这道题只有两个操作，一是加一，二是数组所有元素乘以二，求最少操作次数从全0数组变成目标数组。我的方法是从目标数组反推全0数组，如果有奇数就变成偶数，全偶数就除以二。这个方法是可以过的，就是效率拙计：

import java.util.*;
public class IncrementAndDoubling
{
    public int getMin(int[] A)
    {
        int count = 0;
        int len = A.length;
        while (true)
        {
            boolean done = true;
            for (int i = 0; i < len; i++)
            {
                if (A[i] % 2 == 1)
                {
                    A[i]--;
                    count++;
                }
                if (A[i] != 0)
                    done = false;
            }
            if (done) break;
            for (int i = 0; i < len; i++)
            {
                A[i] = A[i] / 2;
            }
            count++;
        }
        return count;
    }
}

但更好的方法如标程里所介绍，观察到除以2就是移位，0和1的转换。那么最后的结果其实是数组里所有二进制1的个数，加上最长的二进制表示长度。
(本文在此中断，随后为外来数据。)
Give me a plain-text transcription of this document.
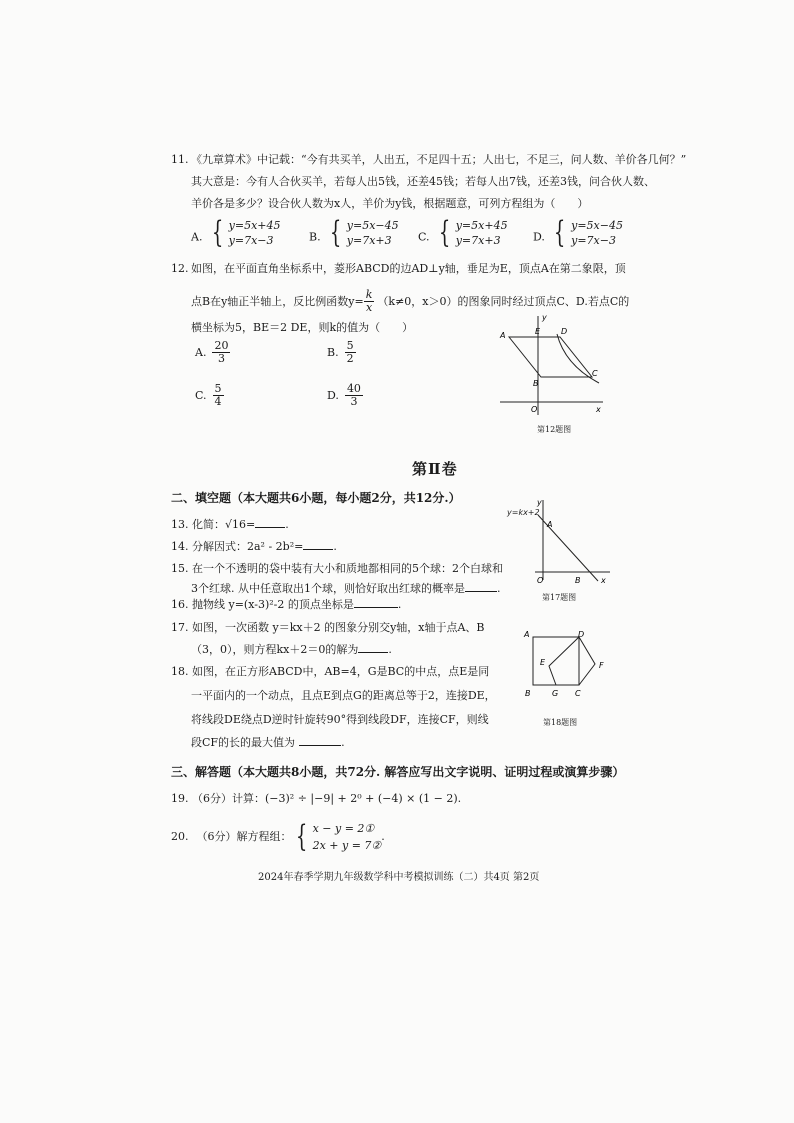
11. 《九章算术》中记载：“今有共买羊，人出五，不足四十五；人出七，不足三，问人数、羊价各几何？”
其大意是：今有人合伙买羊，若每人出5钱，还差45钱；若每人出7钱，还差3钱，问合伙人数、
羊价各是多少？设合伙人数为x人，羊价为y钱，根据题意，可列方程组为（　　）
A. { y=5x+45
y=7x−3	B. { y=5x−45
y=7x+3	C. { y=5x+45
y=7x+3	D. { y=5x−45
y=7x−3
12. 如图，在平面直角坐标系中，菱形ABCD的边AD⊥y轴，垂足为E，顶点A在第二象限，顶
点B在y轴正半轴上，反比例函数$y= \frac{k}{x} (k\ne 0$，x＞0）的图象同时经过顶点C、D.若点C的
横坐标为5，BE＝2 DE，则k的值为（　　）
A. $\frac{20}{3}$	B. $\frac{5}{2}$
C. $\frac{5}{4}$	D. $\frac{40}{3}$
A	E	D
B
C
O	x
y
第12题图
第Ⅱ卷
二、填空题（本大题共6小题，每小题2分，共12分.）
13. 化简：√16=	.
14. 分解因式：2a² - 2b²=	.
15. 在一个不透明的袋中装有大小和质地都相同的5个球：2个白球和
3个红球. 从中任意取出1个球，则恰好取出红球的概率是	.
16. 抛物线 y=(x-3)²-2 的顶点坐标是	.
17. 如图，一次函数 y＝kx＋2 的图象分别交y轴，x轴于点A、B
（3，0），则方程kx＋2＝0的解为	.
y
A
O	B	x
y=kx+2
第17题图
18. 如图，在正方形ABCD中，AB=4，G是BC的中点，点E是同
一平面内的一个动点，且点E到点G的距离总等于2，连接DE，
将线段DE绕点D逆时针旋转90°得到线段DF，连接CF，则线
段CF的长的最大值为	.
A	D
E	F
B	G C
第18题图
三、解答题（本大题共8小题，共72分. 解答应写出文字说明、证明过程或演算步骤）
19. （6分）计算：(−3)² ÷ |−9| + 2⁰ + (−4) × (1 − 2).
20. （6分）解方程组： { x − y = 2①
2x + y = 7②
.
2024年春季学期九年级数学科中考模拟训练（二）共4页 第2页
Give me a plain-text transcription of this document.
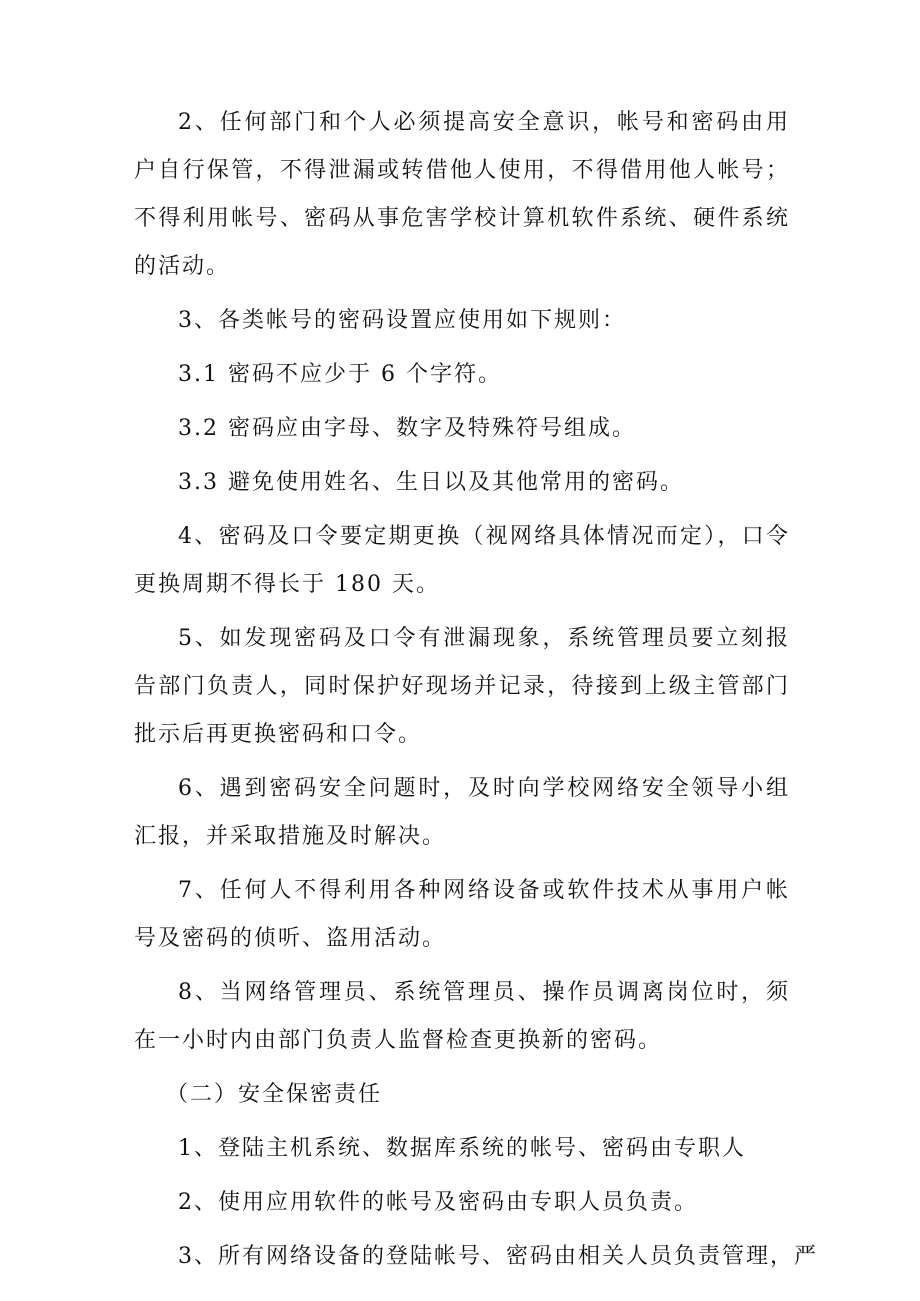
2、任何部门和个人必须提高安全意识，帐号和密码由用户自行保管，不得泄漏或转借他人使用，不得借用他人帐号；不得利用帐号、密码从事危害学校计算机软件系统、硬件系统的活动。

3、各类帐号的密码设置应使用如下规则：

3.1 密码不应少于 6 个字符。

3.2 密码应由字母、数字及特殊符号组成。

3.3 避免使用姓名、生日以及其他常用的密码。

4、密码及口令要定期更换（视网络具体情况而定），口令更换周期不得长于 180 天。

5、如发现密码及口令有泄漏现象，系统管理员要立刻报告部门负责人，同时保护好现场并记录，待接到上级主管部门批示后再更换密码和口令。

6、遇到密码安全问题时，及时向学校网络安全领导小组汇报，并采取措施及时解决。

7、任何人不得利用各种网络设备或软件技术从事用户帐号及密码的侦听、盗用活动。

8、当网络管理员、系统管理员、操作员调离岗位时，须在一小时内由部门负责人监督检查更换新的密码。

（二）安全保密责任

1、登陆主机系统、数据库系统的帐号、密码由专职人

2、使用应用软件的帐号及密码由专职人员负责。

3、所有网络设备的登陆帐号、密码由相关人员负责管理，严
int getMin(vector<int> desiredArray)
{
    int mx = 1;  // '0' has length 1
    int sum = 0;
    for (int x: desiredArray) {
        int c = 0;
        // extract bits from x:
        while (x > 0) {
            c++;
            sum += x % 2; //the last bit
            x /= 2;
        }
        mx = std::max(mx, c);
        // the number c of bits is wrong for '0', but it doesn't matter
        // because mx is initially set to 1.
    }
    return mx - 1 + sum;
}